GJRA Abstracts: Lynsey Black, ‘Women as Victims – Exploring gender violence through the character of Batgirl/Barbara Gordon’.
Continuing our theme of publishing the abstracts for our forthcoming conference on 4-5 July, here is a great-looking paper from Lynsey Black (University College Dublin): ‘Women as Victims – Exploring gender violence through the character of Batgirl/Barbara Gordon’.
In the 1988 comic book, Batman: The Killing Joke, the character of Barbara Gordon (alias Batgirl) is attacked by the Joker – shot in the spine and sexually assaulted. The issue became iconic; one of the great Batman/Joker stories. Crucially, it was not created as a classic Batgirl story. Instead, the victimisation of Batgirl saw the character stripped of significance beyond the significance her assault carried for the male characters in the book: Batman, the Joker, and her Police Commissioner father, Jim Gordon. This demonstrates what Gail Simone has called the ‘Women in Refrigerators’ trope within comic books, in which female characters are killed to provide motivation for male characters. Taking a cultural criminological perspective, this paper will examine online reactions to the victimisation of Batgirl, through analysis of responses to a controversial 2015 variant cover of a Batgirl comic which evoked the events of The Killing Joke, as well as the reaction to a new, and also controversial, animated feature film of this comic. The paper explores the characterisation of Batgirl, one of the most recognisable female characters within the superhero genre, with particular reference to her victimisation, and her status as a ‘possession’ belonging to either her father or Batman.

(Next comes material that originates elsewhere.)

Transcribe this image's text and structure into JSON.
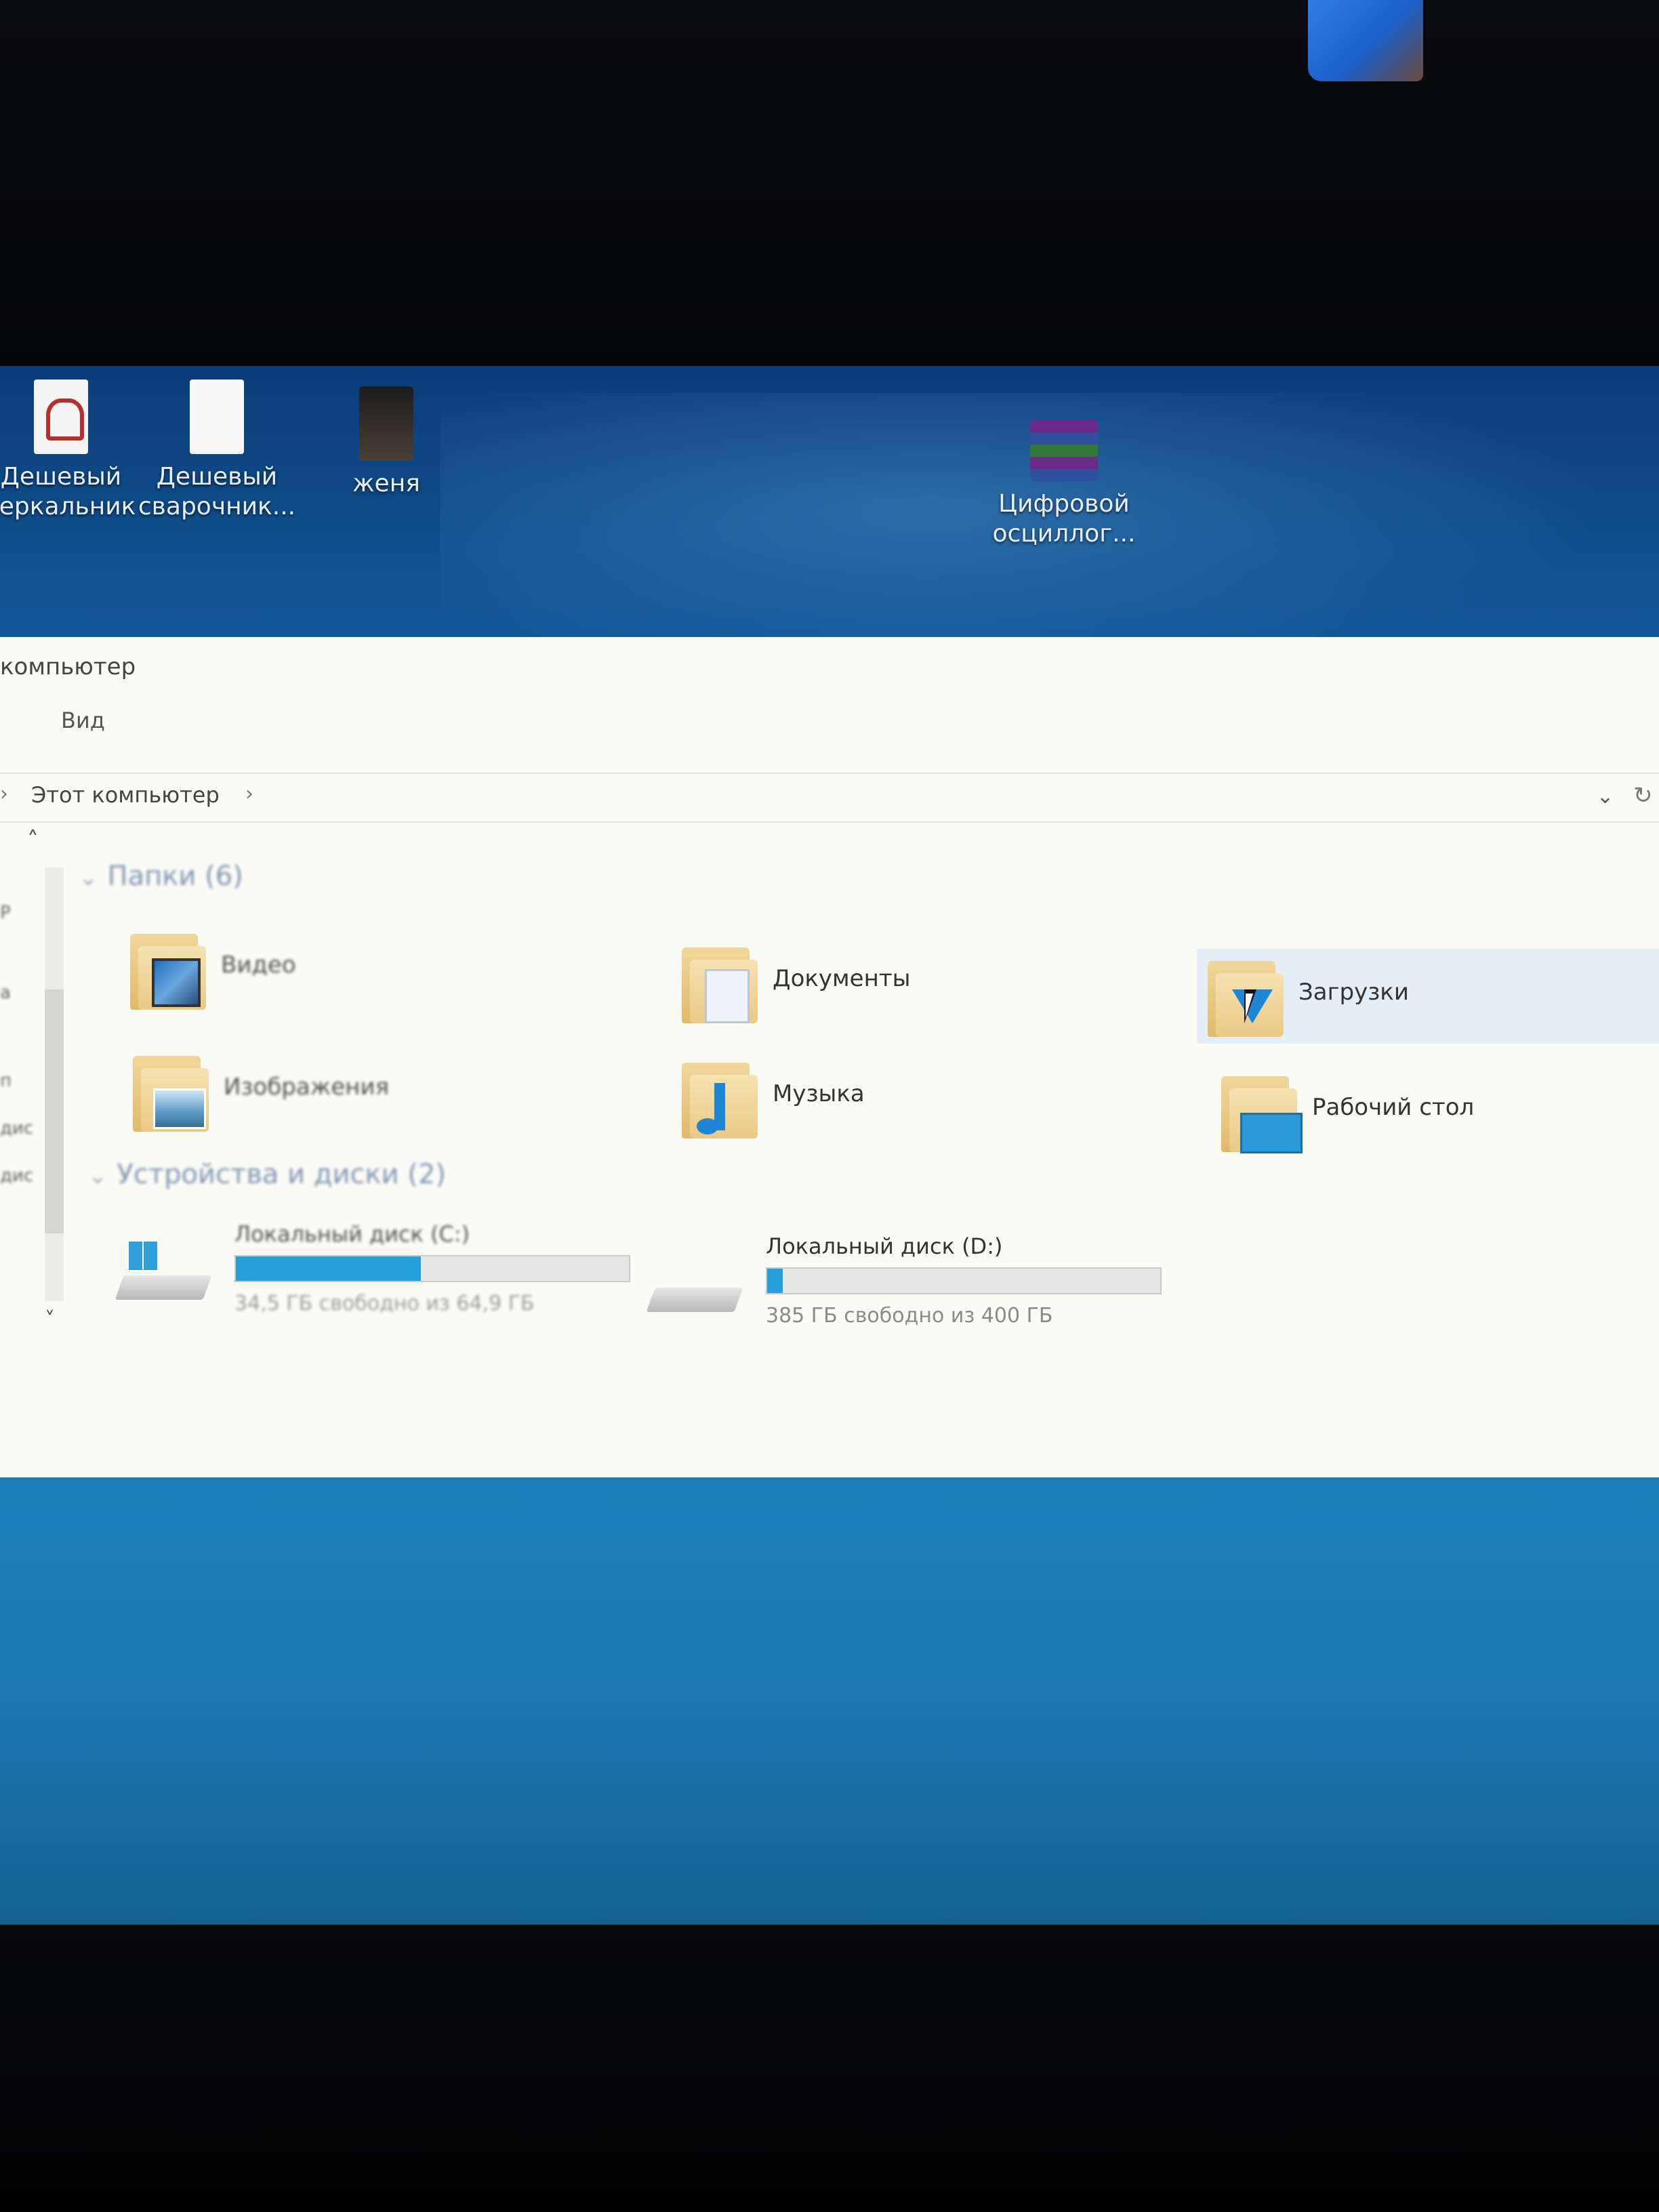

Through analysis of online debate, the paper shows the conflict inherent among comics fans on these points and on how the meanings of sexual and gendered victimisation are understood and negotiated within comics fandom.
Lynsey Black is a Postdoctoral Fellow at University College Dublin. Her doctoral research explored women sentenced to death in post-Independence Ireland. Her postdoctoral research is a study of the death penalty in Ireland and Scotland, 1864-1914. Lynsey has previously carried out research on the media use and construction of gender.